Background: Photodynamic therapy (PDT) is a new modality in the treatment of cancer. This study thus aims to examine whether the PDT is effective against in vivo hepatocellular carcinoma.
Methods: In vivo efficacy of PDT on hepatocellular carcinoma was tested in xenografted mice with human hepatocellular carcinoma cell lines (Huh7) by utilizing a gold nanoparticles (GNPs) conjugate of new photosensitizer (PS), purpurin-18-N-butylimide-N-methyl-D-glucamine (Pu-18-N-butylimide-NMGA). The conjugate (PS-GNPs) was synthesized from the reaction between Pu-18-N-butylimide-NMGA and chloroauric acid (HAuCl4). Mice were arbitrarily assigned into one of three groups. First group received saline alone, second group received PS-GNPs alone, and the last group received both PS-GNPs and irradiation. PS-GNPs was injected directly into the tumor mass and irradiations were performed 24 hours after injection of PS-GNPs.
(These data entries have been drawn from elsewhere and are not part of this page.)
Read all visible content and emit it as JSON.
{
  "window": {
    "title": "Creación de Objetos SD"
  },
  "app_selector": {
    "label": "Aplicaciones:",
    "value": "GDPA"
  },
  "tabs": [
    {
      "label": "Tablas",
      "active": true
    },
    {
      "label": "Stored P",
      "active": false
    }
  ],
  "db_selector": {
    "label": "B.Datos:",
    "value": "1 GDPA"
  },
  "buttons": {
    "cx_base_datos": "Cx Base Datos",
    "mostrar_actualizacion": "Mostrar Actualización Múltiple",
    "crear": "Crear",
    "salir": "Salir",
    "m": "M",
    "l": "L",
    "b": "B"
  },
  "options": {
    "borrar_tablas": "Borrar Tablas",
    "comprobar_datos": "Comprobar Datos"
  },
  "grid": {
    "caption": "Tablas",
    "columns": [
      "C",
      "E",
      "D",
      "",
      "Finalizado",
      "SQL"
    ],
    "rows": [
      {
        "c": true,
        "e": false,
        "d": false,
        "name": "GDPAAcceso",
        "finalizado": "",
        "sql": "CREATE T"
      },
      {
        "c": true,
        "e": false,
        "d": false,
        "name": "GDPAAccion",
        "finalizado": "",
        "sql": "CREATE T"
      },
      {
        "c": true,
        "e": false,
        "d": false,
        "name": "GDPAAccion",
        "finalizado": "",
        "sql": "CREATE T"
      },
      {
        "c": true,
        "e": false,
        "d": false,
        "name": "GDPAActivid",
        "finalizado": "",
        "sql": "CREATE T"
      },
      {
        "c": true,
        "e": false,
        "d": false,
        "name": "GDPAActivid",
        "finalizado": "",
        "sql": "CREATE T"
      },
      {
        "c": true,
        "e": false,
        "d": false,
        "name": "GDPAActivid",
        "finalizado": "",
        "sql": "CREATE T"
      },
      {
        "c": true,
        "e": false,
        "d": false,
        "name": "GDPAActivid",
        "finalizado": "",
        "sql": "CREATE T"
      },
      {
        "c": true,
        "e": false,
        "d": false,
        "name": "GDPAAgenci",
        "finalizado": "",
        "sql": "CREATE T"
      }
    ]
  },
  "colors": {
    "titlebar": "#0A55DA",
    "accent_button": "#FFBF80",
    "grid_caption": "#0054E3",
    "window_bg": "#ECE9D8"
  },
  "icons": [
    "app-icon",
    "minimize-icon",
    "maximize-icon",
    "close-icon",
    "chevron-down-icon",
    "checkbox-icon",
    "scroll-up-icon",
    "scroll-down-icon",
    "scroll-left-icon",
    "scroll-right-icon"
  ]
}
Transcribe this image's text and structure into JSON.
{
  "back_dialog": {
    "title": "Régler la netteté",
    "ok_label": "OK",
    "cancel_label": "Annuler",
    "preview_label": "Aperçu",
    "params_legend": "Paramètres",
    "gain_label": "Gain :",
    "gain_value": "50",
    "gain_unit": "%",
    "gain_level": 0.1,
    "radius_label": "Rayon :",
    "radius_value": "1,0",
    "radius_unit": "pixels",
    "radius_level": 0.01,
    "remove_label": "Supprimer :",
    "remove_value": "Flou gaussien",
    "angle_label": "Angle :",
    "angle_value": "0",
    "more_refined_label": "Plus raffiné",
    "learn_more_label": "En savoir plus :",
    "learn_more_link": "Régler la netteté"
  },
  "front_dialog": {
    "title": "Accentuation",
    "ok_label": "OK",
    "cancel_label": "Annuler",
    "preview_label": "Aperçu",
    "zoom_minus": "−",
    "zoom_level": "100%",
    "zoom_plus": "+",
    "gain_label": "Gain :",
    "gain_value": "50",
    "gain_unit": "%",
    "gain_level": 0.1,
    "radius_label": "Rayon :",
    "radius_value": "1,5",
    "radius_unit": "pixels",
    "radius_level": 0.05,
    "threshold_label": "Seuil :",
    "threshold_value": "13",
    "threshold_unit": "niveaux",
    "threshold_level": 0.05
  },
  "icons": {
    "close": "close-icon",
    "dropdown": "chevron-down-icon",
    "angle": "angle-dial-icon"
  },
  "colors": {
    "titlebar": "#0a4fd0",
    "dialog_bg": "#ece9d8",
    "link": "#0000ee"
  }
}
Results: Tumor volume was significantly smaller in the group which received both PS-GNPs and irradiation compared with other two groups. Western blot and terminal deoxynucleotidyl transferase dUTP nick end labeling (TUNEL) assay revealed that the group which received both PS-GNPs and irradiation showed larger amount of apoptotic protein and DNA fragmentation compared with other two groups.
Conclusion: This study suggests that Pu-18-N-butylimide-NMGA-GNP conjugate is an effective agent for PDT in the treatment of hepatocellular carcinoma.
Keywords: hepatocellular carcinoma; irradiation; liver cancer; photodynamic therapy; photosensitizer.